MANUELA BEDESCHI
Scripta Manent
Stay tuned: a Soncino, le immagini, le opere luminose, le vetrate squillanti di accensioni
cromatiche - nell'antica torre che ospita il Museo della stampa/centro studi stampatori ebrei -
portano in alto. Ogni step, ogni sguardo, ogni opera diventa indicazione perfetta per ascendere a
una dimensione onirica. Di piano in piano i gradini dell'antico torrione si trasformano in una vera
scala verso il cielo: il sogno diventa così la chiave di lettura di un intervento artistico in cui ogni
senso può essere svelato e tutto può essere guardato, pensato e ascoltato. È come se si aprisse una
porta magica che permette di riflettere, analizzare, capire, e continuare a scoprire l'infinita strada
da percorrere.
Stay Tuned: questa mostra specialissima richiede dunque un'attività immaginativa supplementare: le
opere trasformano l'intero contesto in un viaggio fatto di scoperte capaci di far uscire dalla realtà,
perché agli sguardi del visitatore, tra continui interrogativi, tutto si propone come uno stimolo alla
fantasia e alla curiosità.
Stay Tuned. I neon accesi di colori saturi, di parole incastonate negli antichi spazi del Museo
rendono tangibile qualcosa che, per definizione, senza supporto e materializzazione, resterebbe
labile e volatile: il linguaggio verbale, col suo bagaglio lessicale, necessita infatti della parola
scritta. A tutto ciò rimanda una sorta di truism luminoso (per dirlo alla maniera di Jenny Holzer) che
recita Scripta manent. Appunto.
Stay Tuned: Manuela Bedeschi ha collocato dunque i suoi neon all'interno delle finestre dell'antica
casa torre del secondo quattrocento, appartenuta ai Soncino, e li ha resi due volte leggibili:
dall'interno e dall'esterno. Le opere sono scritte al neon, con parole da vecchi esistenzialisti post
concettuali: vola, sogna, segno'
Guarda, pensa, ascolta: la prima sala del museo, accanto all'antico torchio ligneo, presenta
operazioni ispirate, che rimandano ad esplorazioni in anfratti espressivi, scandagliati con una
caparbietà estetica che ancora produce effetti fecondi nei loro riverberi di luce e di senso.

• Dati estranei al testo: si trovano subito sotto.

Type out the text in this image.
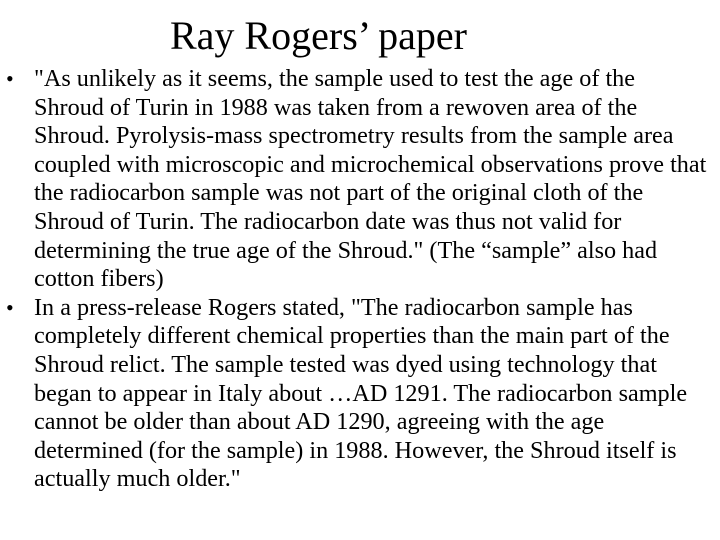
Ray Rogers’ paper
• "As unlikely as it seems, the sample used to test the age of the Shroud of Turin in 1988 was taken from a rewoven area of the Shroud. Pyrolysis-mass spectrometry results from the sample area coupled with microscopic and microchemical observations prove that the radiocarbon sample was not part of the original cloth of the Shroud of Turin. The radiocarbon date was thus not valid for determining the true age of the Shroud." (The “sample” also had cotton fibers)
• In a press-release Rogers stated, "The radiocarbon sample has completely different chemical properties than the main part of the Shroud relict. The sample tested was dyed using technology that began to appear in Italy about …AD 1291. The radiocarbon sample cannot be older than about AD 1290, agreeing with the age determined (for the sample) in 1988. However, the Shroud itself is actually much older."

Bellezza delle parole, reminiscenza di un'operazione che rimanda a Colui che, quando volle
creare il mondo, guardò la Torah, parola per parola: e il mondo fu. E dunque ecco che «in
principio era la parola»: perché la parola, di per sé, crea, stupisce, muove, ed è energia di
trasformazione e cambiamento. Le opere/moniti di Manuela sono infatti consigli per un'etica
dell'amore del pianeta e del prossimo. Imperativi per un'arte che chiede ai materiali raggianti e
radiosi, dunque a materiali estranei alla tradizione - ma comuni a una pratica
del contemporaneo che da Lucio Fontana porta a Bruce Nauman (e solo per fare due nomi) - di
tramutarsi in fonte di meraviglia e di emozionante stupore, grazie anche a un lessico essenziale e
affascinante come quello suggerito da Panta rei. Le scatole luminose creano dunque strutture
sceniche che si muovono sulle vibrazioni luministiche del materiale di partenza, il neon, che, nei
suoi riflessi, offre alle parole una consistenza fluida e fluttuante, capace qui di comunicare più della
carta.
Le vetrate, fatte di carte veline colorate, si accendono invece, al secondo piano della dimora dei
Soncino, grazie alla luce che filtra dalle finestre, come accadeva (e accade) nelle vetrate gotiche.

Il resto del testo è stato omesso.